2No supplies into 1 building

Morning all,

Looking for some advice - we've applied for a power upgrade to a school (circa 500kVA) and the DNO have given us the option of 2No 400A cut-outs from the same the same transformer. The supplies will be terminated into separate cut-outs and my question is, does everything in front of the meter need to be split across the 2 supplies or can it be considered as a general parallel supply? It feels like a slightly unorthodox way of supplying a single building and feel there's quite a high risk from an isolation point of view, LV interleaving etc.

Parents
  • does everything in front of the meter need to be split across the 2 supplies or can it be considered as a general parallel supply?
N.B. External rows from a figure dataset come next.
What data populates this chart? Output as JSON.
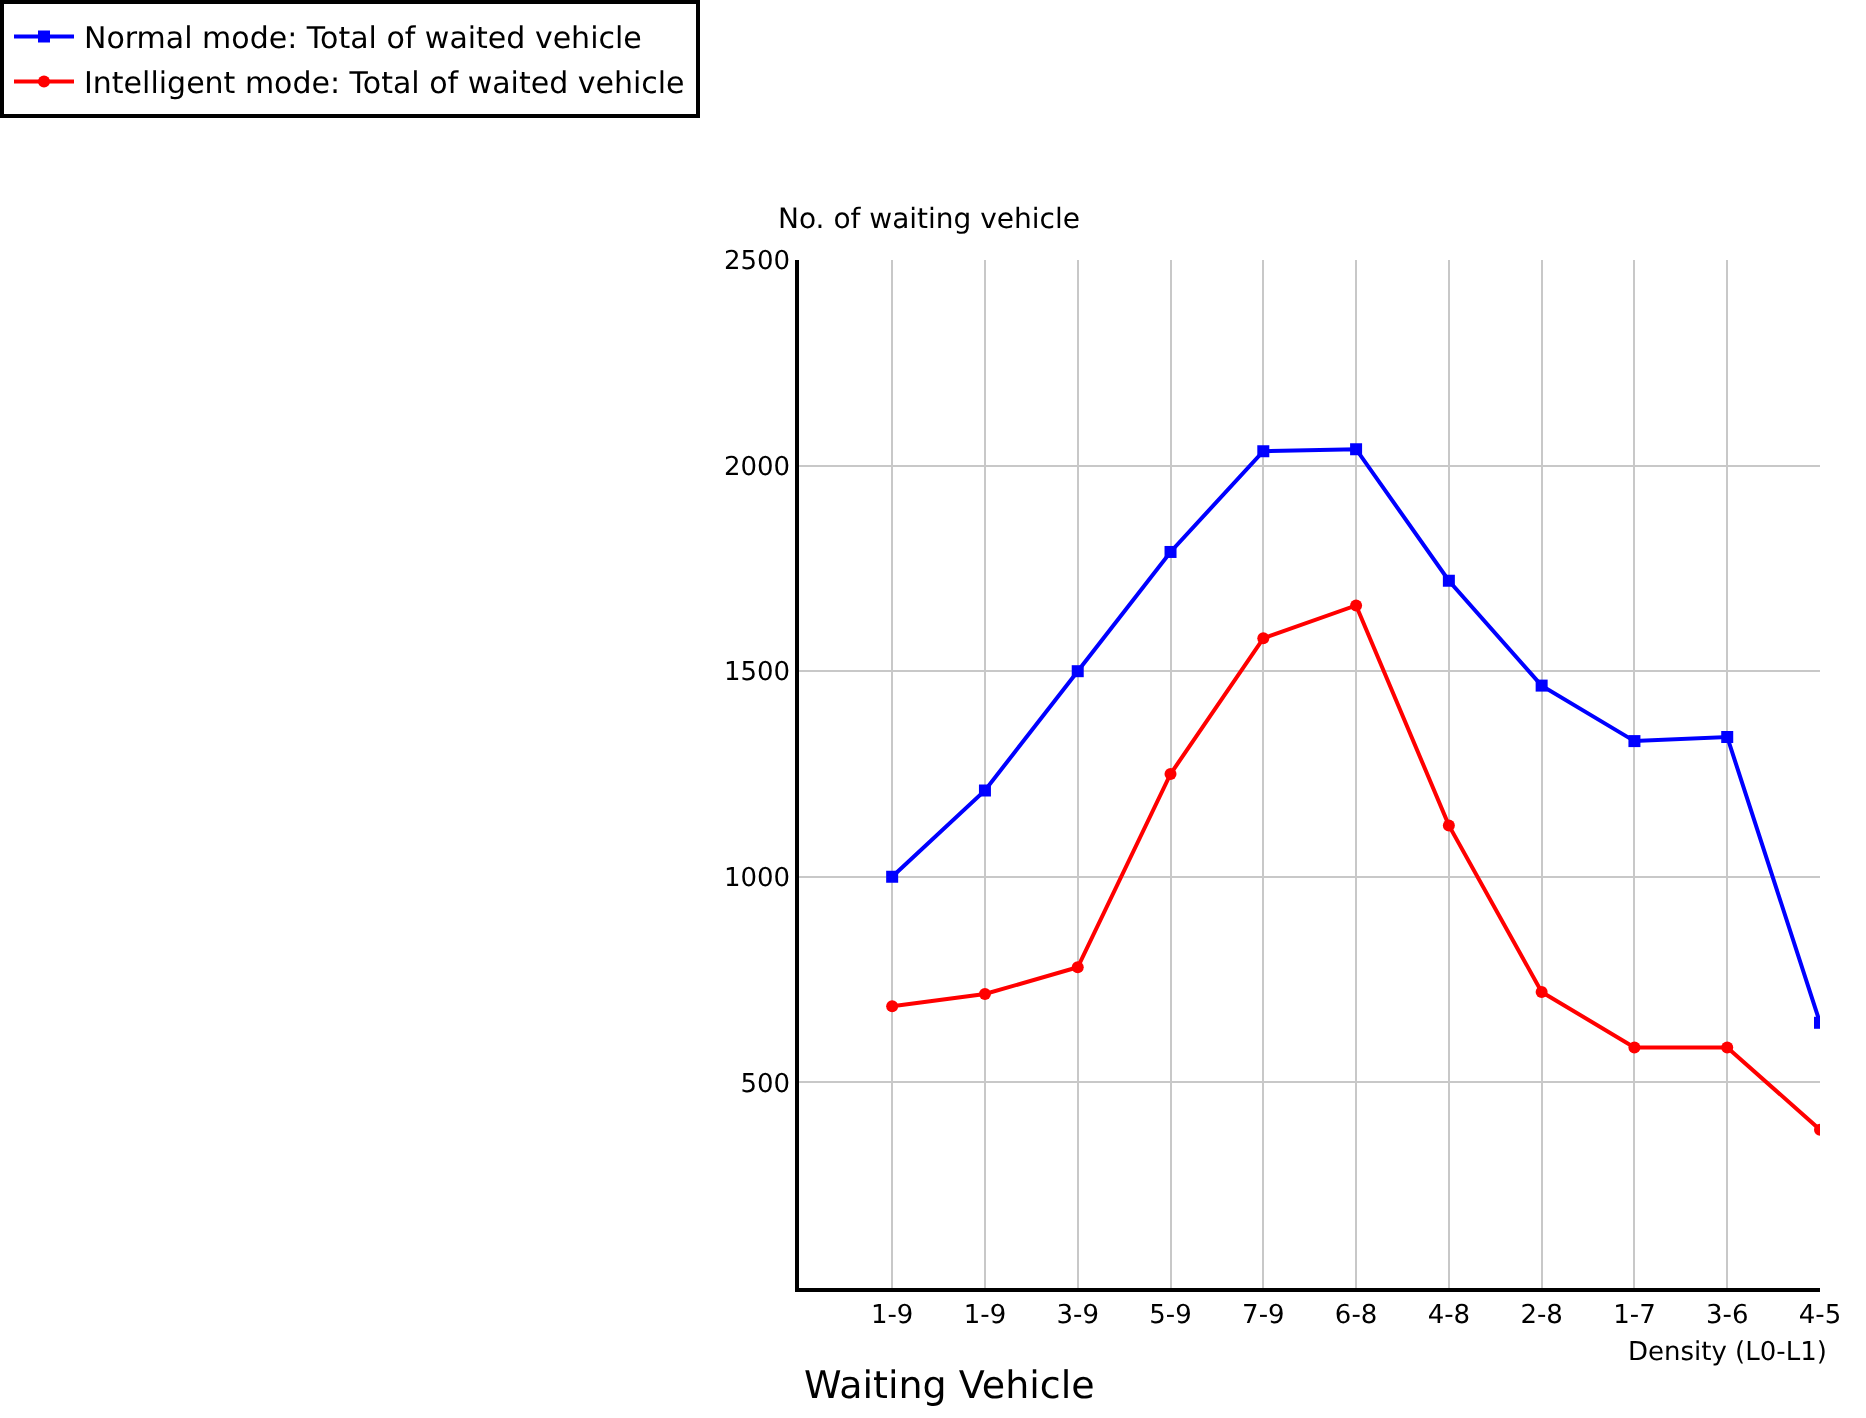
{
  "chart_data": {
    "type": "line",
    "title": "Waiting Vehicle",
    "xlabel": "Density (L0-L1)",
    "ylabel": "No. of waiting vehicle",
    "categories": [
      "1-9",
      "1-9",
      "3-9",
      "5-9",
      "7-9",
      "6-8",
      "4-8",
      "2-8",
      "1-7",
      "3-6",
      "4-5"
    ],
    "series": [
      {
        "name": "Normal mode: Total of waited vehicle",
        "color": "#0000ff",
        "marker": "square",
        "values": [
          1000,
          1210,
          1500,
          1790,
          2035,
          2040,
          1720,
          1465,
          1330,
          1340,
          645
        ]
      },
      {
        "name": "Intelligent mode: Total of waited vehicle",
        "color": "#ff0000",
        "marker": "circle",
        "values": [
          685,
          715,
          780,
          1250,
          1580,
          1660,
          1125,
          720,
          585,
          585,
          385
        ]
      }
    ],
    "ylim": [
      0,
      2500
    ],
    "yticks": [
      500,
      1000,
      1500,
      2000,
      2500
    ],
    "grid": true,
    "legend": "top",
    "line_style": "solid"
  }
}
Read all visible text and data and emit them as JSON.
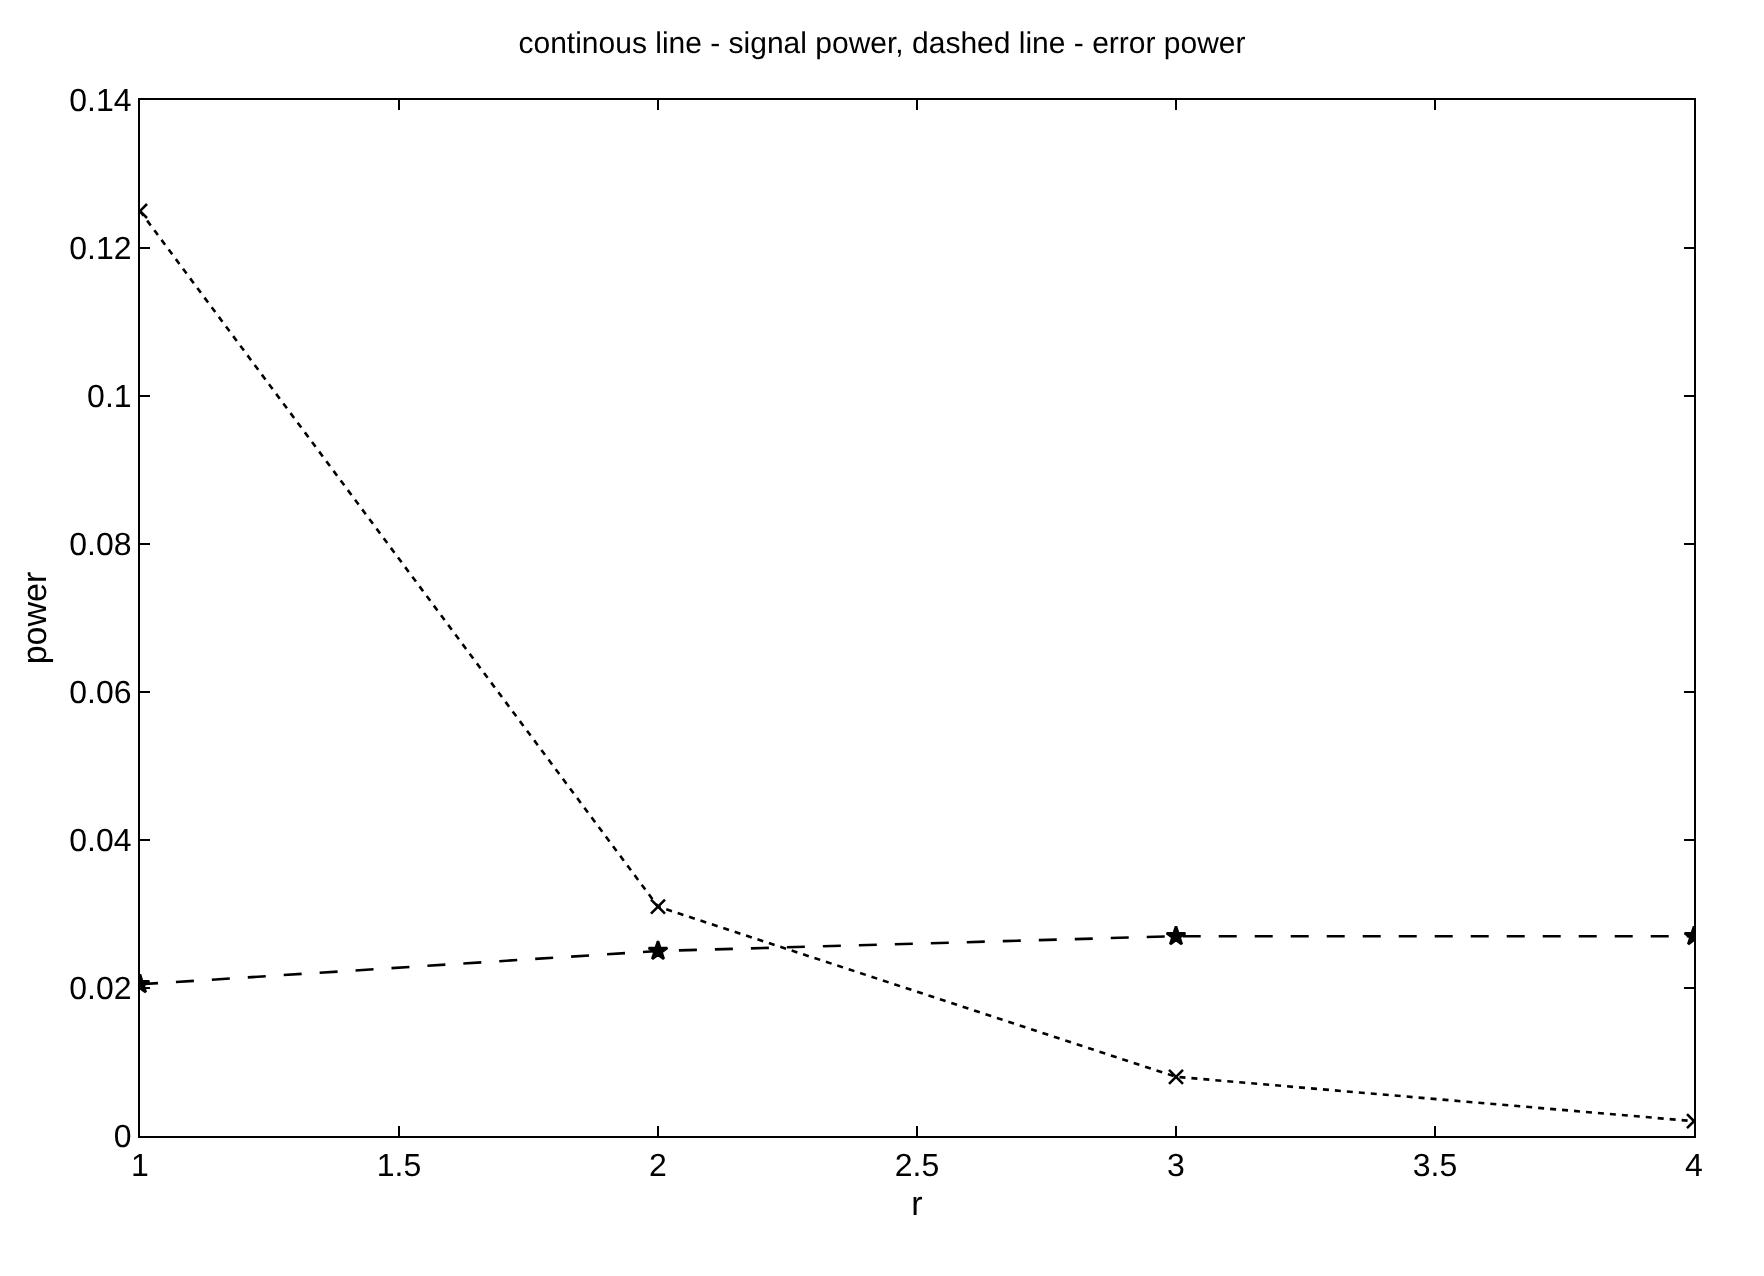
{
  "chart_data": {
    "type": "line",
    "title": "continous line - signal power, dashed line - error power",
    "xlabel": "r",
    "ylabel": "power",
    "x": [
      1,
      2,
      3,
      4
    ],
    "series": [
      {
        "color": "#000000",
        "values": [
          0.125,
          0.031,
          0.008,
          0.002
        ],
        "line_style": "dotted",
        "marker": "cross"
      },
      {
        "color": "#000000",
        "values": [
          0.0205,
          0.025,
          0.027,
          0.027
        ],
        "line_style": "dashed",
        "marker": "star"
      }
    ],
    "xlim": [
      1,
      4
    ],
    "xticks": [
      1,
      1.5,
      2,
      2.5,
      3,
      3.5,
      4
    ],
    "ylim": [
      0,
      0.14
    ],
    "yticks": [
      0,
      0.02,
      0.04,
      0.06,
      0.08,
      0.1,
      0.12,
      0.14
    ],
    "grid": false
  }
}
    If you're thinking of connecting the two supplies together to make one 800A supply, I'd say definitely not - isolation considerations alone (pull the fuses on one and it's still live from the other) would be a nightmare let alone ensuring equal sharing of the current when the two supply cables aren't necessarily quite the same lengths.

    If it was some large industrial setup with private transformers you might be looking at bus couplers to parallel the supplies and switch-over systems to allow either supply to feed the entire installation (perhaps with load shedding),  if one supply went down, but that sort of thing seems a bit OTT for a school situation.

      - Andy. 

Reply
  • does everything in front of the meter need to be split across the 2 supplies or can it be considered as a general parallel supply?

    If you're thinking of connecting the two supplies together to make one 800A supply, I'd say definitely not - isolation considerations alone (pull the fuses on one and it's still live from the other) would be a nightmare let alone ensuring equal sharing of the current when the two supply cables aren't necessarily quite the same lengths.

    If it was some large industrial setup with private transformers you might be looking at bus couplers to parallel the supplies and switch-over systems to allow either supply to feed the entire installation (perhaps with load shedding),  if one supply went down, but that sort of thing seems a bit OTT for a school situation.

      - Andy. 

Children
  • seconded on the 'they may not share well' comment, even if co-located.I presume they would be two independently metered supplies that get added together on the bill,. If the DNO are not prepared to parallel them up before they get to you, then you should assume they can't be paralleled afterwards.

    So if possible divide the loads in a way that has some logic and so the labelling of isolators can be understood- so that the whole of one block is on one supply, and some other more or less equally  large zone is on the other, It may just be worth arranging the ability to flip a large load (kitchens  maybe ?) from one to the other but only if it is not divvying up well.

    It may also be worth asking the DNO engineers how they are doing this, and why, as a supply upgrade more commonly involves the arrival of one new fatter cable, and a disconnection of the old thinner  one - it seems a bit odd, and there will be a reason.

    Mike

  • as a supply upgrade more commonly involves the arrival of one new fatter cable, and a disconnection of the old thinner  one

    I suspect it's a case of they just don't do LV connections above 400A (sometimes 315A) - they don't have the gear and trying to get loop impedances right for lager fuses might be a challenge. For very large customers they'd go for supply at HV and let the customer sort out the transformers, but that's probably a bit too demanding for school, so they've come up with a bit of a compromise.

       - Andy.

  • I think thats it - they can't give us anything more than 400A from an LV outgoing way on the Tx. I'm very much new to this particular project but given the age of the existing switchgear it'll be quite tricky (and costly) to alter to suit the 2 separate supplies. It might actually be easier to upgrade the Tx and have a single point of supply.

    Thanks for the responses Andy/Mike

  • Perhaps a silly question,  but what is driving the need for the supply upgrade at all - is a lot of new buildings or new loads being addded ? it may be easier to do the split ' old stuff' / newstuff on on the two supplies  ?

    Mike.

  • Hi Mike, we're installing an ASHP as well as a WWHP - both really load heavy pieces equipment (>150kW). 

  • maybe that is the logical load split for now then...

    Mike.

  • A job lot of thick woolly jumpers would be a lot cheaper!

    Hi Mike, we're installing an ASHP as well as a WWHP - both really load heavy pieces equipment (>150kW).